Time and time again, I come across stories of children being teased by other children in schools, people being ragged on in college, and bullying taking place in the workplace, and even in families.
What do you achieve from bullying and teasing someone? Answer: absolutely nothing.
Yet we continue to do this. Why? It’s because we can’t stand anyone else being better or different from our self. Teasing is a tool or tactic we use to try to show someone more vulnerable than our self how powerful we really are.
Let me clarify further: You tease because it puts you in the power position against someone more vulnerable than you. You tease because it shows how great you are. You tease because you can’t stand someone being different from you. You tease because someone is better than you.
If you are in school, go back and read the last paragraph again.
We as a society make way too many assumptions about people who drive us to make random statements that are intended to emotionally hurt – we call people names, assume they belong to a particular sexual class, make fun about the way they look, question their clothes, poke fun about the people they hang out with, how they talk, where they come from, why they are acting a certain way, etc. It just doesn’t stop.
What are the outcomes from teasing? Answer: extremely deep hurt for the individual being teased.
You may not realize when you tease that you are increasing so much negativity into the environment. Keep this in mind: emotions run deep at any age.
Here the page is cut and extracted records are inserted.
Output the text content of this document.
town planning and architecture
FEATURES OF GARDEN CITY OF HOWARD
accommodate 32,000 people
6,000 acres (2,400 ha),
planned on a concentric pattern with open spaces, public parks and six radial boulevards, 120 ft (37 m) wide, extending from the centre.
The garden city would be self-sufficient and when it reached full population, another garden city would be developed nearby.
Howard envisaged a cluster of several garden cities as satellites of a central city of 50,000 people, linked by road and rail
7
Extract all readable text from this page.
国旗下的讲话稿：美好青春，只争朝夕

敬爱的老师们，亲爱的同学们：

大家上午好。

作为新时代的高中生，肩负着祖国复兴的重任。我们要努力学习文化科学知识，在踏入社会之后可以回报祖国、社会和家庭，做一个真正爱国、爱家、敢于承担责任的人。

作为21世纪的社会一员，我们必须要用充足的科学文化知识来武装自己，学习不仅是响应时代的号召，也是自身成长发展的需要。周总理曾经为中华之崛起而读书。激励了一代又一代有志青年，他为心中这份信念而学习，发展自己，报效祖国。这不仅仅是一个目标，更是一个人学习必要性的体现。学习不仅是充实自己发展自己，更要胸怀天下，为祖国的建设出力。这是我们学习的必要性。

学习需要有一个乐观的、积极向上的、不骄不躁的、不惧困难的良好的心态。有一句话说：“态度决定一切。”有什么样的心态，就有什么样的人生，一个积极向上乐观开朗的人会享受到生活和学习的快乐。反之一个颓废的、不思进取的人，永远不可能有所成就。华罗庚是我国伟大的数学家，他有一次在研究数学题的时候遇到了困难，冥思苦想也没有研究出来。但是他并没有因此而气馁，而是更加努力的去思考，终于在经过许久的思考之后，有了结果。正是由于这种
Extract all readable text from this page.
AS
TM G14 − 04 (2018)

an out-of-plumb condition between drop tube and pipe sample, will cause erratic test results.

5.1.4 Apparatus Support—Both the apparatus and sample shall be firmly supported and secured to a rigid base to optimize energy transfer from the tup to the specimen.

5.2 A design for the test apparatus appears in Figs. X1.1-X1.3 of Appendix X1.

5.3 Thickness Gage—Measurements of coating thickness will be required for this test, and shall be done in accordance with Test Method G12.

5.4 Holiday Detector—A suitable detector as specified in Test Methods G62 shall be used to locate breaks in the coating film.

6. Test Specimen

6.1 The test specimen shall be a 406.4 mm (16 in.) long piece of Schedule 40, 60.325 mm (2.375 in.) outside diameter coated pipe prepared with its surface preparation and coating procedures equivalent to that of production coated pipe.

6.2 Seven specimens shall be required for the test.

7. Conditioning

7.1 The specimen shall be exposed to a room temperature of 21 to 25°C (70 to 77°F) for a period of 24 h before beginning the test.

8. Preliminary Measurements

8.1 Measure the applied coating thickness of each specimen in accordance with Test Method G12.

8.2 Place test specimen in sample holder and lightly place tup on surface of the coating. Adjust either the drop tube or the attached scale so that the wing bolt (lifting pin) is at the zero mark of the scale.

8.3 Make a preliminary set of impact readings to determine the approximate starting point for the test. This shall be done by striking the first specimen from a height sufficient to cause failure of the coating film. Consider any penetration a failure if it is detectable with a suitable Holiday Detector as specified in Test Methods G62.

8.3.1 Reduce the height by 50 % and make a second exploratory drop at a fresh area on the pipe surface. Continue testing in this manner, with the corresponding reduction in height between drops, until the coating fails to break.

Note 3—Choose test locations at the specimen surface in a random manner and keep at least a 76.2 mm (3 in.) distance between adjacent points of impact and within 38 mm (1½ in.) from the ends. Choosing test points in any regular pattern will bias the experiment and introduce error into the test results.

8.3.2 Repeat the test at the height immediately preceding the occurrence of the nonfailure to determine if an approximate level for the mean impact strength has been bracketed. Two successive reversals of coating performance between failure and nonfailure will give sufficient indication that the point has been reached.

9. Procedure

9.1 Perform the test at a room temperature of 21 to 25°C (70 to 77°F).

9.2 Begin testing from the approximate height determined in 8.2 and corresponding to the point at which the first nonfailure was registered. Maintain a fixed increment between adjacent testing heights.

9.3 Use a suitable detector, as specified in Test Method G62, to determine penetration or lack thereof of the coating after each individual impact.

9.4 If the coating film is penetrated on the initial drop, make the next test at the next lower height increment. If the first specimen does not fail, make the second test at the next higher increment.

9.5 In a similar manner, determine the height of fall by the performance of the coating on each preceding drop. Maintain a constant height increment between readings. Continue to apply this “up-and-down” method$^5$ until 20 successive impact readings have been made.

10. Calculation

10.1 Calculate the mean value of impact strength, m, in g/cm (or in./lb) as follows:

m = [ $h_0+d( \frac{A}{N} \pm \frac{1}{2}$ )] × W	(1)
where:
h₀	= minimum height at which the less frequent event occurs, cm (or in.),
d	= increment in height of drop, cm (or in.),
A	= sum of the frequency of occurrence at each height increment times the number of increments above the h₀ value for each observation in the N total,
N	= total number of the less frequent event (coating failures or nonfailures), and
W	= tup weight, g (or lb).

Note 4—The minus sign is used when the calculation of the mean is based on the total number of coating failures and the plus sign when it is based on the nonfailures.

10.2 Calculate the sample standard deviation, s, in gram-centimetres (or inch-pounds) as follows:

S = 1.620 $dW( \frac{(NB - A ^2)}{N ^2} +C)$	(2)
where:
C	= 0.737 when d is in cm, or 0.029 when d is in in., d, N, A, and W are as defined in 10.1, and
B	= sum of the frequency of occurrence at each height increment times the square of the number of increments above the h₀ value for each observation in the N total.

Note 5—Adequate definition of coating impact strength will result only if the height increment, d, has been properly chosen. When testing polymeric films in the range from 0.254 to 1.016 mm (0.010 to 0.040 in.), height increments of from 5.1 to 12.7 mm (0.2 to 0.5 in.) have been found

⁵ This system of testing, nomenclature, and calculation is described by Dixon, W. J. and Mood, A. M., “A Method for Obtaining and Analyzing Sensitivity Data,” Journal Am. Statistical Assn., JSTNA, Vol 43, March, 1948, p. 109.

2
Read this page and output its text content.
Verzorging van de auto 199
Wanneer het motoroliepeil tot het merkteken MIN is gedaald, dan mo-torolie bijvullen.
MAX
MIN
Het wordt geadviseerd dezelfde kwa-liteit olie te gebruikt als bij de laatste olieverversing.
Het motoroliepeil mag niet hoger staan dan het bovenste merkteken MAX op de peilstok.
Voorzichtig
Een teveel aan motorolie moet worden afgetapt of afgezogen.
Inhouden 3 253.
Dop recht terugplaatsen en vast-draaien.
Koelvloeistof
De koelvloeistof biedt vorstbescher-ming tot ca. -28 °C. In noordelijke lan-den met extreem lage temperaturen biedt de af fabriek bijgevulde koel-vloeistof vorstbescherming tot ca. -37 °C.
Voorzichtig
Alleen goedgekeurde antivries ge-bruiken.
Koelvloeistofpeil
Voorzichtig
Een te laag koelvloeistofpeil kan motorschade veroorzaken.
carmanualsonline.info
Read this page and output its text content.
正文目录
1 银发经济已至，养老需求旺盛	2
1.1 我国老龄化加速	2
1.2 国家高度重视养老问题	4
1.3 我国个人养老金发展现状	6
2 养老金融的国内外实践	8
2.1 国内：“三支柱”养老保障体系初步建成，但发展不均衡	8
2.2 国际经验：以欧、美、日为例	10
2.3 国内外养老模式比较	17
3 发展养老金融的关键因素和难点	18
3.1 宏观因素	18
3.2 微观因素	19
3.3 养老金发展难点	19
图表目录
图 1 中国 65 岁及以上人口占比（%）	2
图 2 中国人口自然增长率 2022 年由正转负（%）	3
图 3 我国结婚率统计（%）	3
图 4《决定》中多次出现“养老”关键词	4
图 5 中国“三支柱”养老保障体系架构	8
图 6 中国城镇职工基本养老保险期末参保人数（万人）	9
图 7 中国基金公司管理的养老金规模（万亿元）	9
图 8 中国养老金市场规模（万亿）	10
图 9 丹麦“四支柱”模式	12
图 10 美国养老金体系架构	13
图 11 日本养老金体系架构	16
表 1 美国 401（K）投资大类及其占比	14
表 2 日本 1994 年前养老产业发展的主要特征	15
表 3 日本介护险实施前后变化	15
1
Crying and running to a parent or friend when you are hurt doesn’t just happen at the age of 4, 5, 6, 7, or 8. It can happen when you are 40, 50, 60, 70, or 80.
We never realize the struggle people are dealing with regarding the very subject we are teasing them about. They could be struggling with a diet, fitting in to a new school, trying to making friends, struggling with finding a date, or just dealing with the regular humdrum of life.
Words hurt! Teasing hurts!
The shameless and unnecessary teasing that occurs continuously is bombardment and torture for those who are a victim to this. I know of cases where people have killed themselves over teasing. I have heard about people jumping off a bridge or hanging themselves in the closet over some false statement that someone told them that they believed to be true.
What is a small child to do if other children constantly picked on them? What is a community to do if other communities poked fun of them? What to do on the job if you are teased about the way you look or act?
For the answers, just look at the news in the past several years and you will see how people react and sadly it’s with violence. Shootings in schools have escalated for this very reason. We now have new mediums for teasing that go beyond simple phone calls or face-to-face conversations. It can sadly occur through text messages, emails, social networks, and web-conferencing to name a few.
Our times have changed. We can tease through any medium any time of the day. The truth is that there is no purpose to teasing and there never ever will be any goal to be achieved through teasing. Teasing is easy as it finds faults in others. It’s so easy to see how we are different. How long does it take to find a difference? A split second.
What’s difficult is finding what is similar between us. This generally takes more than just a split second. Teasing is an excuse not to spend quality time to find what is common or to understand someone. This is one of the keys to making friends. Kids in kindergarten need to learn this. College students need to learn this. We all need to learn this.
The only way teasing will start to diminish is if we each can just look at the faults of others and realize that those same faults reside within ourselves. Do you now have a good reason to tease someone? Go and experiment with this idea.